Taktik ini digunakan oleh kelompok radikal seperti itu dalam upaya sistematis untuk mengusir komunitas Kristen keluar dari Yerusalem dan bagian lain dari Tanah Suci, mereka memperingatkan.
Anggota parlemen mengatakan penurunan kehadiran Kristen di Yerusalem tidak hanya merupakan pukulan bagi kebebasan beragama tetapi juga memiliki konsekuensi kemanusiaan.
Program pelayanan yang diselenggarakan di bawah naungan gereja-gereja Kristen di Yerusalem memenuhi kebutuhan medis, pendidikan, dan kemanusiaan dari banyak orang yang kurang beruntung terlepas dari afiliasi agama.
Lebih lanjut memperingatkan bahwa jika kelompok-kelompok radikal berhasil mengusir komunitas Kristen, banyak dari program-program ini tidak akan lagi dapat beroperasi.
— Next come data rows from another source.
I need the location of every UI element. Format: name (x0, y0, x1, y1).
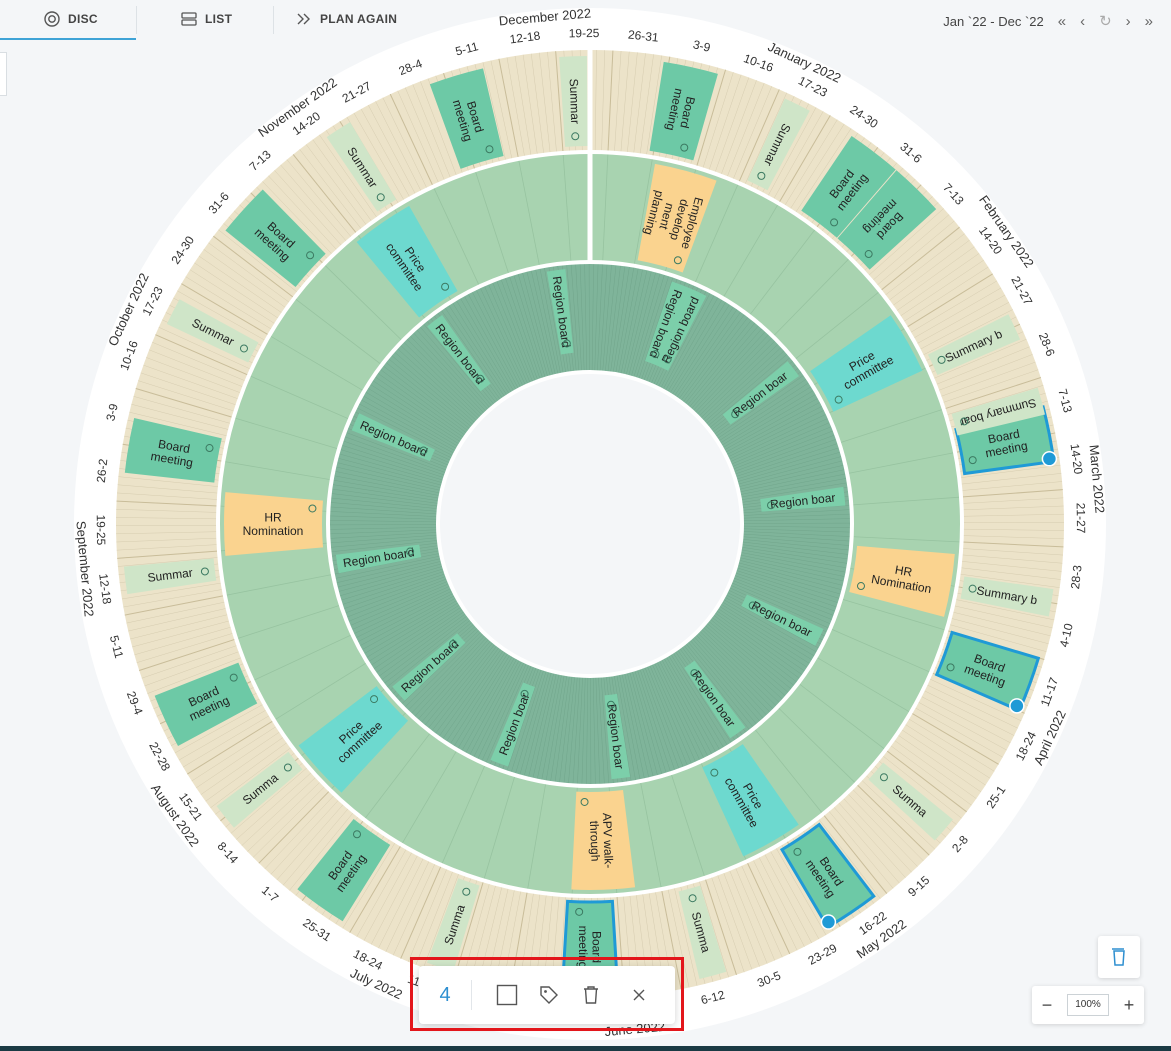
selected-count: 4 (439, 983, 451, 1006)
week-label: 19-25 (94, 514, 108, 545)
zoom-control: − 100% + (1032, 986, 1144, 1024)
status-bar (0, 1046, 1171, 1051)
event-label[interactable]: Summar (567, 78, 583, 124)
annual-wheel: 3-910-1617-2324-3031-67-1314-2021-2728-6… (73, 5, 1108, 1040)
week-label: 21-27 (1074, 503, 1088, 534)
toolbar-divider (471, 980, 472, 1010)
copy-icon (1110, 947, 1128, 967)
disc-center (436, 370, 744, 678)
checkbox-icon (496, 984, 518, 1006)
event-label[interactable]: Boardmeeting (576, 926, 603, 969)
event-label[interactable]: APV walk-through (587, 813, 616, 869)
selected-check-icon (1041, 451, 1058, 467)
select-checkbox-button[interactable] (486, 975, 528, 1015)
close-icon (633, 989, 645, 1001)
week-label: 26-2 (94, 458, 111, 484)
tag-button[interactable] (528, 975, 570, 1015)
trash-icon (584, 986, 598, 1004)
week-label: 28-3 (1068, 564, 1085, 590)
delete-button[interactable] (570, 975, 612, 1015)
tag-icon (540, 986, 558, 1004)
selection-toolbar: 4 (419, 966, 675, 1024)
copy-button[interactable] (1098, 936, 1140, 978)
close-selection-button[interactable] (618, 975, 660, 1015)
zoom-out-button[interactable]: − (1037, 995, 1057, 1016)
selected-check-icon (1009, 698, 1025, 714)
selected-check-icon (820, 914, 837, 930)
zoom-in-button[interactable]: + (1119, 995, 1139, 1016)
week-label: 19-25 (569, 26, 600, 40)
zoom-level[interactable]: 100% (1067, 994, 1109, 1016)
Selain itu, tindakan kelompok radikal yang mampu bertindak dengan impunitas secara langsung mengancam kebebasan beragama komunitas Kristen di Yerusalem dan merusak sejarah yang kaya akan kerjasama antaragama di dalam kota.
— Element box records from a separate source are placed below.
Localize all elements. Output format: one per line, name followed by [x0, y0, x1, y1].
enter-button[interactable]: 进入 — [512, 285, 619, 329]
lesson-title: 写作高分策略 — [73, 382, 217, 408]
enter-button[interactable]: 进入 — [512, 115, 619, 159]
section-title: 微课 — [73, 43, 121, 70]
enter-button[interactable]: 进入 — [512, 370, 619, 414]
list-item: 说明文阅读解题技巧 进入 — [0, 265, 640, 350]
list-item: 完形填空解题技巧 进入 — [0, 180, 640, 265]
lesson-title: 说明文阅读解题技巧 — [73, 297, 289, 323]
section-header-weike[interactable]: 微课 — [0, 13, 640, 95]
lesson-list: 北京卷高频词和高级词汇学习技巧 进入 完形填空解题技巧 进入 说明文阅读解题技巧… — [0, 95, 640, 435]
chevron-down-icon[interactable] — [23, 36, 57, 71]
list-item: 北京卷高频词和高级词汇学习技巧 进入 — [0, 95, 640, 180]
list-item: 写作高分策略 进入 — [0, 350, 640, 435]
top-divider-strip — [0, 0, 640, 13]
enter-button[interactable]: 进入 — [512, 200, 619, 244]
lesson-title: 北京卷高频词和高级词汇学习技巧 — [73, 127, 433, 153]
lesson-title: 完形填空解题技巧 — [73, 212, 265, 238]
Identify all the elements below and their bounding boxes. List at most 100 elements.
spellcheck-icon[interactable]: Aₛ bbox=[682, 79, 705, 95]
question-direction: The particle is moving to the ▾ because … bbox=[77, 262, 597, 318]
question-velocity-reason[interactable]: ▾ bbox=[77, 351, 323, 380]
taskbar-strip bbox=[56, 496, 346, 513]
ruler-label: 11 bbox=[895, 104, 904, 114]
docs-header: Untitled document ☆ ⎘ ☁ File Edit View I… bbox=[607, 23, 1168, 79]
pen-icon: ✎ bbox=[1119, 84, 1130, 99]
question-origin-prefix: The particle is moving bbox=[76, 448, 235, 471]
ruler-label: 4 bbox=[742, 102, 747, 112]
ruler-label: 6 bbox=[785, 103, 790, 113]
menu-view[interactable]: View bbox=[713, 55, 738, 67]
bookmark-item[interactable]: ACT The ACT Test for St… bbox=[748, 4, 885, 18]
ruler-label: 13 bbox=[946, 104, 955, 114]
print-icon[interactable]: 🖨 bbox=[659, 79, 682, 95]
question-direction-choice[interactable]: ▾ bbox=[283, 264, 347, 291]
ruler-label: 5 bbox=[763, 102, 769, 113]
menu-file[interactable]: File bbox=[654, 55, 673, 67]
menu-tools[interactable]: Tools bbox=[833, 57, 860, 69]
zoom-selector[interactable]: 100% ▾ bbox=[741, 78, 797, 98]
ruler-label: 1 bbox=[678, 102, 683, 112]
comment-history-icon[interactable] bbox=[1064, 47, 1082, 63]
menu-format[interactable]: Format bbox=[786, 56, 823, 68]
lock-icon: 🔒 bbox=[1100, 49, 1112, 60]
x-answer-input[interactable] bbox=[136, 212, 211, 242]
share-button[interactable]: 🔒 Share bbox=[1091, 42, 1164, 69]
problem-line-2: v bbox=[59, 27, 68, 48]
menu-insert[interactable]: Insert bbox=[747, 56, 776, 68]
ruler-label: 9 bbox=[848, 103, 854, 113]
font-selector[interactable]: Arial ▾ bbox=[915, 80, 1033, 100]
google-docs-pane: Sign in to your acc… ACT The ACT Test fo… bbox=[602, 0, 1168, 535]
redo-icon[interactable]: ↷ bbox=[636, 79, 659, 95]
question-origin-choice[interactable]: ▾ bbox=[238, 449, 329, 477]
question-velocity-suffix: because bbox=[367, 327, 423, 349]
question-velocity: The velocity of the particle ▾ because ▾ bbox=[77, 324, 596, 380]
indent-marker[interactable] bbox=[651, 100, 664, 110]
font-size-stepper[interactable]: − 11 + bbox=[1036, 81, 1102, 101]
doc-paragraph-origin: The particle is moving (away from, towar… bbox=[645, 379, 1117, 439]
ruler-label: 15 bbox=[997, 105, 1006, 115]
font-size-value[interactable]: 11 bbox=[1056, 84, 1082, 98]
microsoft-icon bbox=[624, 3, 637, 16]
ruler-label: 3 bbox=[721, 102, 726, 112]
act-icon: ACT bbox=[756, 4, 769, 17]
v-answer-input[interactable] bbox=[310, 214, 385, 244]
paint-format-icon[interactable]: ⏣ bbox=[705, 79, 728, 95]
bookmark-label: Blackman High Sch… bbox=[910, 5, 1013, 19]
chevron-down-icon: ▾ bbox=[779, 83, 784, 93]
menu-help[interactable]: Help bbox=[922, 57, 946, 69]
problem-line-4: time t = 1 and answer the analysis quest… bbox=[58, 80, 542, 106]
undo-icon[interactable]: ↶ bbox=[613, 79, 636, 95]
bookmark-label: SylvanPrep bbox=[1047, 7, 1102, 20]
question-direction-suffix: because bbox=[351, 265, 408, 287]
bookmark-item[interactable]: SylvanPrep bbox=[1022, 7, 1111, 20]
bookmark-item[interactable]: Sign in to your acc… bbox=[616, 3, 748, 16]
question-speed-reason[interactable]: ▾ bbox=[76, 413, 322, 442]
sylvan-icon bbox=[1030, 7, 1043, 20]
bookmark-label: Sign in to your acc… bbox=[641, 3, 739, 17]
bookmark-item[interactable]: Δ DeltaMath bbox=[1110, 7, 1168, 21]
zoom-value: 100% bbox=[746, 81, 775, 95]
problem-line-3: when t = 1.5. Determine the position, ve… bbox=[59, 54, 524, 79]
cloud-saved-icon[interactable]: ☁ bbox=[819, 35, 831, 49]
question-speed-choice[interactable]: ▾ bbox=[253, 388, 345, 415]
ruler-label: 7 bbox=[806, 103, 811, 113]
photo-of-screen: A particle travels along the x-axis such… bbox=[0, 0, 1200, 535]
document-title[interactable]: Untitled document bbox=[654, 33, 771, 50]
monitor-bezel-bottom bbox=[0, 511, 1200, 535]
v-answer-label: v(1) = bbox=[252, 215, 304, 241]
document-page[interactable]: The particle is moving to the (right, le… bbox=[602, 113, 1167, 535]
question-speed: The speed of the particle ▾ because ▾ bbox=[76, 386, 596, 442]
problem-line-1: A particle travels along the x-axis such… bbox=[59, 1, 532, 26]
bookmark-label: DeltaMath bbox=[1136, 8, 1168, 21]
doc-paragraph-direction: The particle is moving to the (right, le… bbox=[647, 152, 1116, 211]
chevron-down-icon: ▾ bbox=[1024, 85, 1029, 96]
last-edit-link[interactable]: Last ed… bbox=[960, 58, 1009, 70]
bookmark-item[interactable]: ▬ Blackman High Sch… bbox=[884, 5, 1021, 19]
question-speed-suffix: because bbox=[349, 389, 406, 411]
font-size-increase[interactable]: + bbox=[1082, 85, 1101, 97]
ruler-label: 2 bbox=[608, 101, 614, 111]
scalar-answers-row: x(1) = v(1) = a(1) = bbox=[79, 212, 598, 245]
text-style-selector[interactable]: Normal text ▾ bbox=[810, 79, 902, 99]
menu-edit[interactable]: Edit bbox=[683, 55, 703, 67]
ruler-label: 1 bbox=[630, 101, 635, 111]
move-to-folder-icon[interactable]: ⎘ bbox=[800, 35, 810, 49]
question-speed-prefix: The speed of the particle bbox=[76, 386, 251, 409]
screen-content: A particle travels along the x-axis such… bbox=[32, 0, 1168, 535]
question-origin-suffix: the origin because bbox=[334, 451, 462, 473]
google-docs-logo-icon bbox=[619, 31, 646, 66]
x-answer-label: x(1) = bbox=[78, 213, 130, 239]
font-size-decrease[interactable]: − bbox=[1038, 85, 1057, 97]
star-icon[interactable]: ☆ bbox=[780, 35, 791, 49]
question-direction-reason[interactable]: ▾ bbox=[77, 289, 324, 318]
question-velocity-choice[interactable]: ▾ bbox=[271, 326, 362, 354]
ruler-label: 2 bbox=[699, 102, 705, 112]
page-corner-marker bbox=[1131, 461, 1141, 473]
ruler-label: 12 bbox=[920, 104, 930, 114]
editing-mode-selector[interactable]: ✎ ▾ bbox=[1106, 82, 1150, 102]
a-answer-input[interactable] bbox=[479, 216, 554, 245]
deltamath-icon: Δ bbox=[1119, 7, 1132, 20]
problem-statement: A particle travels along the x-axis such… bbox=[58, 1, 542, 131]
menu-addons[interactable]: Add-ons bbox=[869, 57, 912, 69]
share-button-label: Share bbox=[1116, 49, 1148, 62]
Para anggota kongres meminta Departemen Luar Negeri untuk bekerja dengan pemerintah Israel untuk menegakkan komitmennya terhadap kebebasan beragama dan beribadah untuk semua agama dan untuk meminta pertanggungjawaban kelompok radikal yang terlibat dalam serangan berkelanjutan terhadap pendeta Kristen dan perusakan properti gereja.
Selama kesaksian konfirmasinya di hadapan Komite Hubungan Luar Negeri Senat, Duta Besar untuk Kebebasan Beragama Internasional, Rashad Hussain berjanji, jika dikonfirmasi, untuk “melaksanakan komitmen tetap Amerika Serikat untuk memperjuangkan kebebasan beragama internasional untuk semua orang di mana pun.”